Jornais me ligaram, amigos se organizaram para fazer festas e pessoas, muitas pessoas, doaram o quanto podiam para me ajudar. Sem ter retorno de nenhuma empresa, consegui levantar 60 mil dólares em três meses! Era tudo o que eu precisava para fazer seis meses de tratamento na clínica. Foi incrível demais!
E tem mais: nesse processo todo, um rapaz chamado Felipe, que também era tetraplégico e estava indo fazer tratamento nessa clínica, ficou sabendo de mim e veio conversar. Mantivemos contato virtual por três meses. Quando ele partiu para lá, um pouco antes de mim, eu já estava apaixonada por ele."

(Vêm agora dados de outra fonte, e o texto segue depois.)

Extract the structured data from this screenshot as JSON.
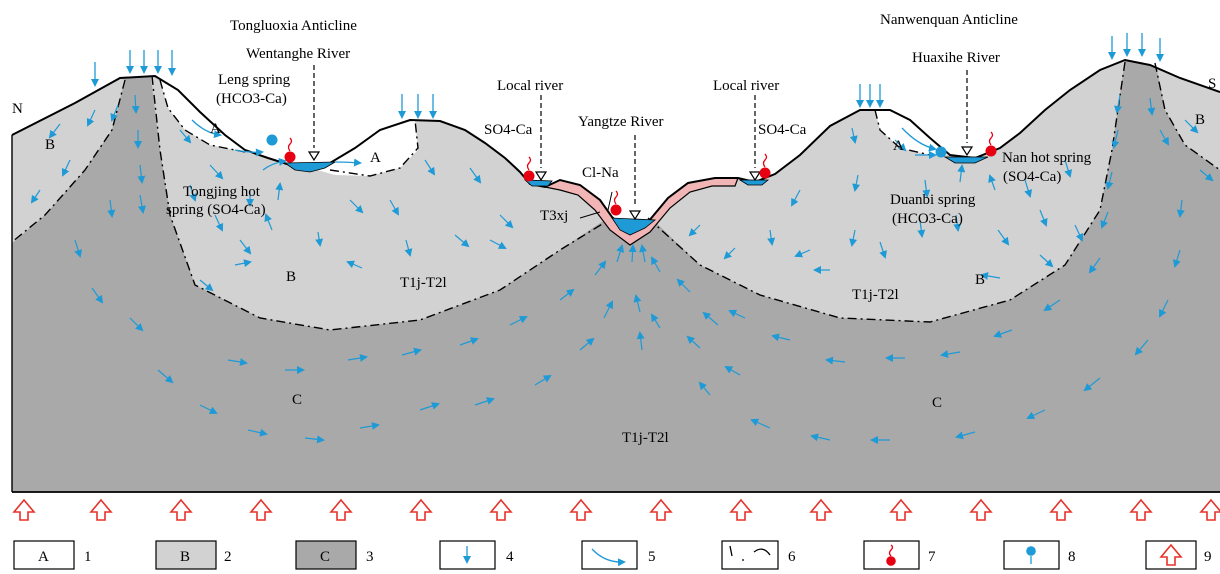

"Encontrei meu amor no tratamento"
"Graças à ajuda de dezenas de desconhecidos, em 2009 pude partir para a Califórnia. Como nem conseguia empurrar a cadeira de rodas sozinha ainda, minha mãe largou tudo e foi comigo.
No aeroporto, mais uma novidade incrível: Felipe me esperava e me recebeu com um beijo e muito carinho. Era muita expectativa boa para aquela viagem!

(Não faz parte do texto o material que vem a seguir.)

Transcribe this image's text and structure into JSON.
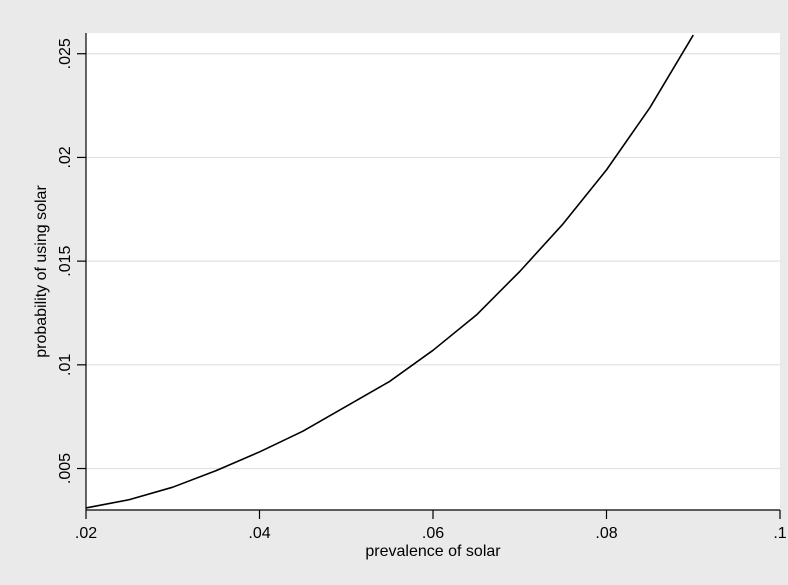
{
  "chart_data": {
    "type": "line",
    "title": "",
    "xlabel": "prevalence of solar",
    "ylabel": "probability of using solar",
    "xlim": [
      0.02,
      0.1
    ],
    "ylim": [
      0.003,
      0.026
    ],
    "x_ticks": [
      {
        "value": 0.02,
        "label": ".02"
      },
      {
        "value": 0.04,
        "label": ".04"
      },
      {
        "value": 0.06,
        "label": ".06"
      },
      {
        "value": 0.08,
        "label": ".08"
      },
      {
        "value": 0.1,
        "label": ".1"
      }
    ],
    "y_ticks": [
      {
        "value": 0.005,
        "label": ".005"
      },
      {
        "value": 0.01,
        "label": ".01"
      },
      {
        "value": 0.015,
        "label": ".015"
      },
      {
        "value": 0.02,
        "label": ".02"
      },
      {
        "value": 0.025,
        "label": ".025"
      }
    ],
    "grid": "horizontal",
    "series": [
      {
        "color": "#000000",
        "points": [
          [
            0.02,
            0.0031
          ],
          [
            0.025,
            0.0035
          ],
          [
            0.03,
            0.0041
          ],
          [
            0.035,
            0.0049
          ],
          [
            0.04,
            0.0058
          ],
          [
            0.045,
            0.0068
          ],
          [
            0.05,
            0.008
          ],
          [
            0.055,
            0.0092
          ],
          [
            0.06,
            0.0107
          ],
          [
            0.065,
            0.0124
          ],
          [
            0.07,
            0.0145
          ],
          [
            0.075,
            0.0168
          ],
          [
            0.08,
            0.0194
          ],
          [
            0.085,
            0.0224
          ],
          [
            0.09,
            0.0259
          ]
        ]
      }
    ],
    "colors": {
      "outer_background": "#eaeaea",
      "plot_background": "#ffffff",
      "gridline": "#e1e1e1",
      "axis": "#000000"
    }
  }
}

Expectativa que foi se confirmando com o tempo. Eu e Felipe começamos a namorar e ficamos completamente apaixonados, enquanto fazíamos o tratamento que era maravilhoso. Eles focavam em adquirir consciência corporal, fazer com que eu percebesse o que meu corpo fazia naturalmente e ir tendo mais controle sobre isso.

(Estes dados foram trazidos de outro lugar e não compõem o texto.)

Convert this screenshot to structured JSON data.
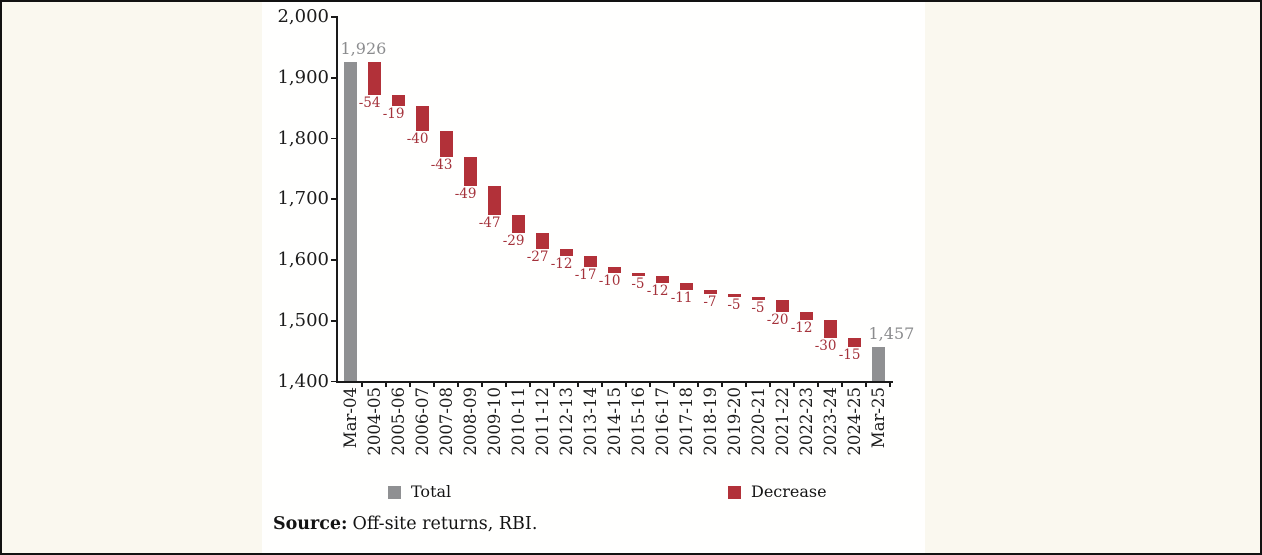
{
  "chart_data": {
    "type": "bar",
    "subtype": "waterfall",
    "title": "",
    "xlabel": "",
    "ylabel": "",
    "ylim": [
      1400,
      2000
    ],
    "grid": false,
    "legend_position": "bottom",
    "columns": [
      {
        "label": "Mar-04",
        "kind": "total",
        "value": 1926,
        "display": "1,926"
      },
      {
        "label": "2004-05",
        "kind": "decrease",
        "value": -54,
        "display": "-54"
      },
      {
        "label": "2005-06",
        "kind": "decrease",
        "value": -19,
        "display": "-19"
      },
      {
        "label": "2006-07",
        "kind": "decrease",
        "value": -40,
        "display": "-40"
      },
      {
        "label": "2007-08",
        "kind": "decrease",
        "value": -43,
        "display": "-43"
      },
      {
        "label": "2008-09",
        "kind": "decrease",
        "value": -49,
        "display": "-49"
      },
      {
        "label": "2009-10",
        "kind": "decrease",
        "value": -47,
        "display": "-47"
      },
      {
        "label": "2010-11",
        "kind": "decrease",
        "value": -29,
        "display": "-29"
      },
      {
        "label": "2011-12",
        "kind": "decrease",
        "value": -27,
        "display": "-27"
      },
      {
        "label": "2012-13",
        "kind": "decrease",
        "value": -12,
        "display": "-12"
      },
      {
        "label": "2013-14",
        "kind": "decrease",
        "value": -17,
        "display": "-17"
      },
      {
        "label": "2014-15",
        "kind": "decrease",
        "value": -10,
        "display": "-10"
      },
      {
        "label": "2015-16",
        "kind": "decrease",
        "value": -5,
        "display": "-5"
      },
      {
        "label": "2016-17",
        "kind": "decrease",
        "value": -12,
        "display": "-12"
      },
      {
        "label": "2017-18",
        "kind": "decrease",
        "value": -11,
        "display": "-11"
      },
      {
        "label": "2018-19",
        "kind": "decrease",
        "value": -7,
        "display": "-7"
      },
      {
        "label": "2019-20",
        "kind": "decrease",
        "value": -5,
        "display": "-5"
      },
      {
        "label": "2020-21",
        "kind": "decrease",
        "value": -5,
        "display": "-5"
      },
      {
        "label": "2021-22",
        "kind": "decrease",
        "value": -20,
        "display": "-20"
      },
      {
        "label": "2022-23",
        "kind": "decrease",
        "value": -12,
        "display": "-12"
      },
      {
        "label": "2023-24",
        "kind": "decrease",
        "value": -30,
        "display": "-30"
      },
      {
        "label": "2024-25",
        "kind": "decrease",
        "value": -15,
        "display": "-15"
      },
      {
        "label": "Mar-25",
        "kind": "total",
        "value": 1457,
        "display": "1,457"
      }
    ],
    "yticks": [
      {
        "value": 2000,
        "label": "2,000"
      },
      {
        "value": 1900,
        "label": "1,900"
      },
      {
        "value": 1800,
        "label": "1,800"
      },
      {
        "value": 1700,
        "label": "1,700"
      },
      {
        "value": 1600,
        "label": "1,600"
      },
      {
        "value": 1500,
        "label": "1,500"
      },
      {
        "value": 1400,
        "label": "1,400"
      }
    ],
    "legend": [
      {
        "label": "Total",
        "color": "#8f9092"
      },
      {
        "label": "Decrease",
        "color": "#b23139"
      }
    ]
  },
  "colors": {
    "total_bar": "#8f9092",
    "decrease_bar": "#b23139",
    "total_value_label": "#8b8c8e",
    "decrease_value_label": "#a4323b",
    "axis": "#1a1a1a",
    "panel_background": "#fffffe",
    "page_background": "#faf8ef"
  },
  "source": {
    "prefix": "Source:",
    "text": "Off-site returns, RBI."
  }
}
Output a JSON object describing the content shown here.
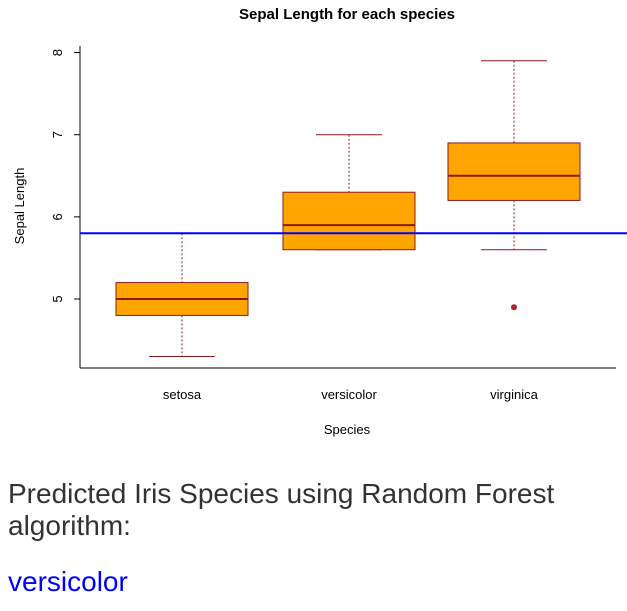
{
  "chart_data": {
    "type": "box",
    "title": "Sepal Length for each species",
    "xlabel": "Species",
    "ylabel": "Sepal Length",
    "categories": [
      "setosa",
      "versicolor",
      "virginica"
    ],
    "boxes": [
      {
        "name": "setosa",
        "min": 4.3,
        "q1": 4.8,
        "median": 5.0,
        "q3": 5.2,
        "max": 5.8,
        "outliers": []
      },
      {
        "name": "versicolor",
        "min": 5.6,
        "q1": 5.6,
        "median": 5.9,
        "q3": 6.3,
        "max": 7.0,
        "outliers": []
      },
      {
        "name": "virginica",
        "min": 5.6,
        "q1": 6.2,
        "median": 6.5,
        "q3": 6.9,
        "max": 7.9,
        "outliers": [
          4.9
        ]
      }
    ],
    "reference_line": {
      "y": 5.8,
      "color": "#0000ff"
    },
    "yticks": [
      5,
      6,
      7,
      8
    ],
    "ylim": [
      4.16,
      8.08
    ],
    "colors": {
      "box_fill": "#ffa500",
      "box_border": "#8b1a1a",
      "whisker": "#8b1a1a",
      "outlier": "#a52a2a"
    },
    "grid": false,
    "legend": "none"
  },
  "result": {
    "heading": "Predicted Iris Species using Random Forest algorithm:",
    "prediction": "versicolor",
    "prediction_color": "#0000ff"
  }
}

Além disso, os exercícios estimulavam meu cérebro a se adaptar e encontrar novas formas de fazer as conexões perdidas com a lesão da minha medula. Assim, fui conseguindo melhorar o movimento dos meus braços, adquirir firmeza no tronco e força nas pernas e até me sustentar em pé!
Some isso ao fato de viver só eu e minha mãe, em menos de um ano consegui me tornar novamente independente. Aprendi a me levantar sozinha quando caía da cadeira, tive de dar conta de lavar minhas roupas, me locomover por conta e me virar!"
"Cadeirantes e independentes, sim"
"Em 2010 voltei para o Brasil, cheia de planos. Ia viver com Felipe em São Paulo e juntos traríamos para nosso país o método de reabilitação que havia nos transformado.
Passei em Brasília só para reencontrar amigos e família e já vim viver com meu amor. Alugamos nosso apê e fomos viver sozinhos, porque agora podíamos tudo. E abrimos nossa clínica, Acreditando, onde vítimas de lesão na coluna poderiam ter o tratamento que tivemos nos Estados Unidos.
Desde então, levamos praticamente a mesma vida que qualquer outro casal: vivemos com nossos quatro cachorros, cuidamos da casa, dirigimos para o trabalho, labutamos o dia todo e nas férias sempre viajamos para algum lugar legal. Mesmo sem andar, temos cada vez mais tecnologia a nosso favor.
Sim, somos cadeirantes e isso exige adaptações, mas nada impossível. As calçadas de São Paulo não são para cadeiras de rodas e as pessoas tendem a nos olhar estranho na rua, mas a vida segue. Tanto que criamos um canal no Youtube para compartilhar com outros cadeirantes os macetes do dia-a-dia sobre rodas e também ajudar a mostrar para as outras pessoas que cadeirantes podem sim viver normalmente."